Low-stakes problems arise for high-stakes deployments
Even when your deployment is high-stakes, you will need to do some research-y activities to prepare for it, like experimenting on which protocol works best for your new model and deployment. This research can obviously be sabotaged by any AIs you are using as research assistants. But it can also be sabotaged by the AIs you are using as test subjects! Both of these are low-stakes problems, that complicate iteration on high-stakes measures. It’s unclear how soon they will actually start to bite.
Here’s one way this “sabotage by the test subject” could look like:
The model can sometimes notice which sort of protocol we’re applying (for example, by noticing whether some past actions in its trajectory have been rewritten). A malicious model could thus deliberately sandbag on main tasks (or boost performance on sidetasks) when it notices the best protocols are in place, so that we think those protocols are actually worse and stop using them. This is a low-stakes problem, because how likely you are to make the wrong call (thus lose a bunch of utility) is roughly linear on how many times the model successfully misdirects you (up to an upper bound, but that bound’s pretty high).

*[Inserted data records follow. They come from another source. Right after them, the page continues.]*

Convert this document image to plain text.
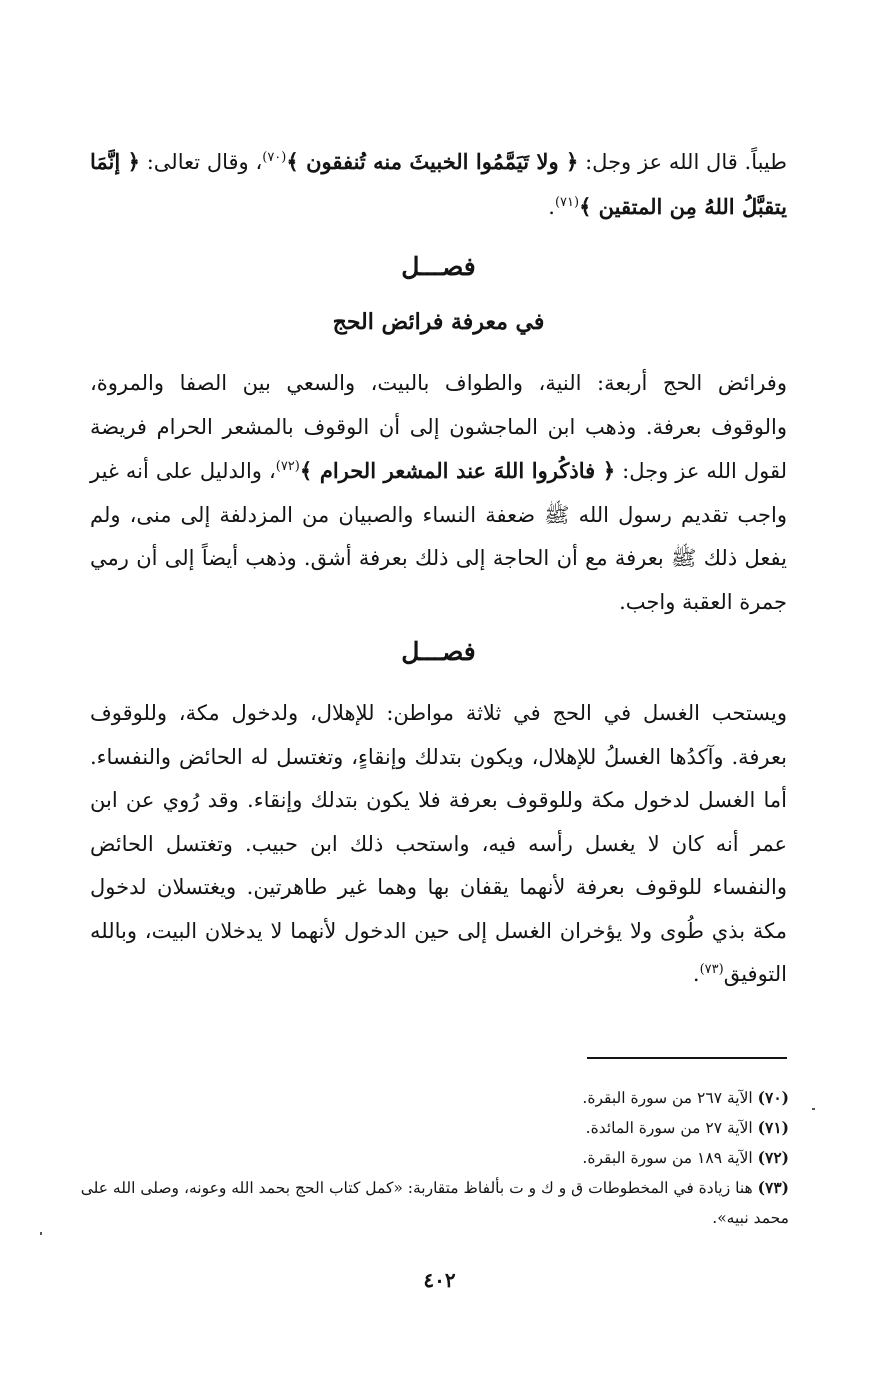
طيباً. قال الله عز وجل: ﴿ ولا تَيَمَّمُوا الخبيثَ منه تُنفقون ﴾$^{(٧٠)}$، وقال تعالى: ﴿ إنَّمَا يتقبَّلُ اللهُ مِن المتقين ﴾$^{(٧١)}$.

فصـــل
في معرفة فرائض الحج

وفرائض الحج أربعة: النية، والطواف بالبيت، والسعي بين الصفا والمروة، والوقوف بعرفة. وذهب ابن الماجشون إلى أن الوقوف بالمشعر الحرام فريضة لقول الله عز وجل: ﴿ فاذكُروا اللهَ عند المشعر الحرام ﴾$^{(٧٢)}$، والدليل على أنه غير واجب تقديم رسول الله ﷺ ضعفة النساء والصبيان من المزدلفة إلى منى، ولم يفعل ذلك ﷺ بعرفة مع أن الحاجة إلى ذلك بعرفة أشق. وذهب أيضاً إلى أن رمي جمرة العقبة واجب.

فصـــل

ويستحب الغسل في الحج في ثلاثة مواطن: للإهلال، ولدخول مكة، وللوقوف بعرفة. وآكدُها الغسلُ للإهلال، ويكون بتدلك وإنقاءٍ، وتغتسل له الحائض والنفساء. أما الغسل لدخول مكة وللوقوف بعرفة فلا يكون بتدلك وإنقاء. وقد رُوي عن ابن عمر أنه كان لا يغسل رأسه فيه، واستحب ذلك ابن حبيب. وتغتسل الحائض والنفساء للوقوف بعرفة لأنهما يقفان بها وهما غير طاهرتين. ويغتسلان لدخول مكة بذي طُوى ولا يؤخران الغسل إلى حين الدخول لأنهما لا يدخلان البيت، وبالله التوفيق$^{(٧٣)}$.

(٧٠) الآية ٢٦٧ من سورة البقرة.

(٧١) الآية ٢٧ من سورة المائدة.

(٧٢) الآية ١٨٩ من سورة البقرة.

(٧٣) هنا زيادة في المخطوطات ق و ك و ت بألفاظ متقاربة: «كمل كتاب الحج بحمد الله وعونه، وصلى الله على محمد نبيه».

٤٠٢
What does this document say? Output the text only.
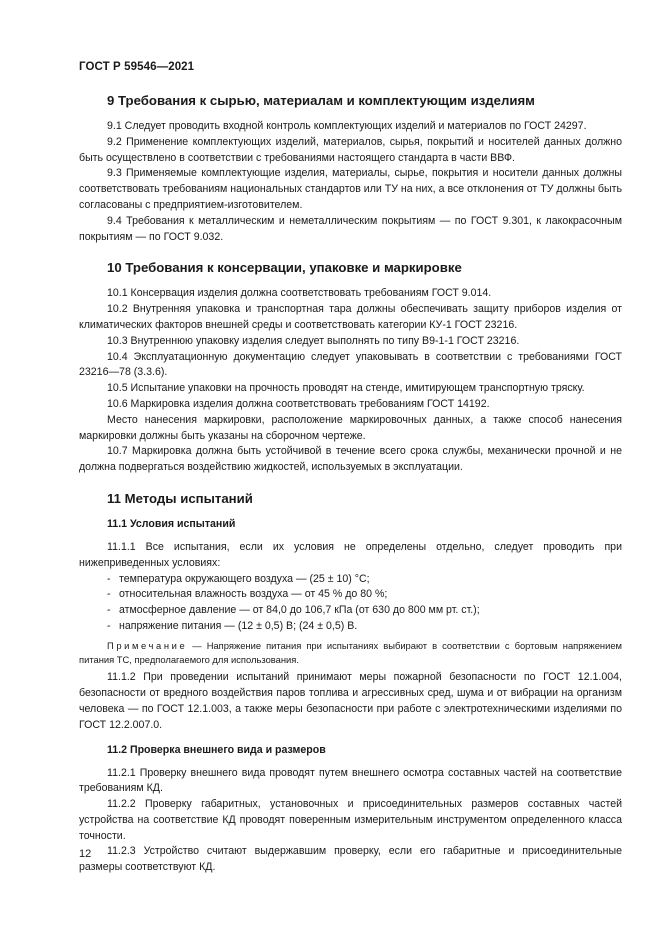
ГОСТ Р 59546—2021
9 Требования к сырью, материалам и комплектующим изделиям

9.1 Следует проводить входной контроль комплектующих изделий и материалов по ГОСТ 24297.

9.2 Применение комплектующих изделий, материалов, сырья, покрытий и носителей данных должно быть осуществлено в соответствии с требованиями настоящего стандарта в части ВВФ.

9.3 Применяемые комплектующие изделия, материалы, сырье, покрытия и носители данных должны соответствовать требованиям национальных стандартов или ТУ на них, а все отклонения от ТУ должны быть согласованы с предприятием-изготовителем.

9.4 Требования к металлическим и неметаллическим покрытиям — по ГОСТ 9.301, к лакокрасочным покрытиям — по ГОСТ 9.032.

10 Требования к консервации, упаковке и маркировке

10.1 Консервация изделия должна соответствовать требованиям ГОСТ 9.014.

10.2 Внутренняя упаковка и транспортная тара должны обеспечивать защиту приборов изделия от климатических факторов внешней среды и соответствовать категории КУ-1 ГОСТ 23216.

10.3 Внутреннюю упаковку изделия следует выполнять по типу В9-1-1 ГОСТ 23216.

10.4 Эксплуатационную документацию следует упаковывать в соответствии с требованиями ГОСТ 23216—78 (3.3.6).

10.5 Испытание упаковки на прочность проводят на стенде, имитирующем транспортную тряску.

10.6 Маркировка изделия должна соответствовать требованиям ГОСТ 14192.

Место нанесения маркировки, расположение маркировочных данных, а также способ нанесения маркировки должны быть указаны на сборочном чертеже.

10.7 Маркировка должна быть устойчивой в течение всего срока службы, механически прочной и не должна подвергаться воздействию жидкостей, используемых в эксплуатации.

11 Методы испытаний
11.1 Условия испытаний

11.1.1 Все испытания, если их условия не определены отдельно, следует проводить при нижеприведенных условиях:

- температура окружающего воздуха — (25 ± 10) °С;
- относительная влажность воздуха — от 45 % до 80 %;
- атмосферное давление — от 84,0 до 106,7 кПа (от 630 до 800 мм рт. ст.);
- напряжение питания — (12 ± 0,5) В; (24 ± 0,5) В.

Примечание — Напряжение питания при испытаниях выбирают в соответствии с бортовым напряжением питания ТС, предполагаемого для использования.

11.1.2 При проведении испытаний принимают меры пожарной безопасности по ГОСТ 12.1.004, безопасности от вредного воздействия паров топлива и агрессивных сред, шума и от вибрации на организм человека — по ГОСТ 12.1.003, а также меры безопасности при работе с электротехническими изделиями по ГОСТ 12.2.007.0.

11.2 Проверка внешнего вида и размеров

11.2.1 Проверку внешнего вида проводят путем внешнего осмотра составных частей на соответствие требованиям КД.

11.2.2 Проверку габаритных, установочных и присоединительных размеров составных частей устройства на соответствие КД проводят поверенным измерительным инструментом определенного класса точности.

11.2.3 Устройство считают выдержавшим проверку, если его габаритные и присоединительные размеры соответствуют КД.

12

Of course, if the model’s sandbagging is very egregious, we will notice it. But for subtle versions, it seems hard to tell whether what’s bringing usefulness or safety down is the model sandbagging strategically, or just the protocol being annoying. You can gain some more signal by also assessing the protocol’s usefulness and safety in other ways (like thinking about it, or running it with scaffolded weaker models), but these analogues are imperfect.
But wait, don’t we get the same problem for red-team elicitation (in our final validation of the chosen protocol)? Don’t we need to fully solve sandbagging anyway?
Well, yes, but it might require a strong effort to, given a model, setting and protocol, ensure we’ve elicited strongly enough (or at least, have a good estimate of the remaining elicitation gap). Maybe you can afford to do this once (or a few times) as final validations, but it’s too much serial time to do it for each protocol the blue team might like to test. So this kind of sabotage can still sway the lower-effort estimates of the blue team.
While a real schemer might behave as described above, the same is not true of your human red-team, if you use a separate train-time red team and test-time red team. You can just incentivize the train-time red-team exactly the same way you are incentivizing the blue team (they are, functionally, just part of the blue-team, trying to maximize their chances in the final validation).
I’m unsure if this disanalogy is positive. I guess the only alternative is something super weird: having the whole red-teaming exercise (with iteration and validation) as your “setting”, and doing some meta-iteration (trying to make your AI deceive iteration as much as possible) and a final meta-validation of the whole “setting”. That’s bonkers. So it’s just better to study research sabotage separately (in better-scoped, non-meta research topics), derive which mitigations are generally useful, and implement them during your iteration for a high-stakes deployment.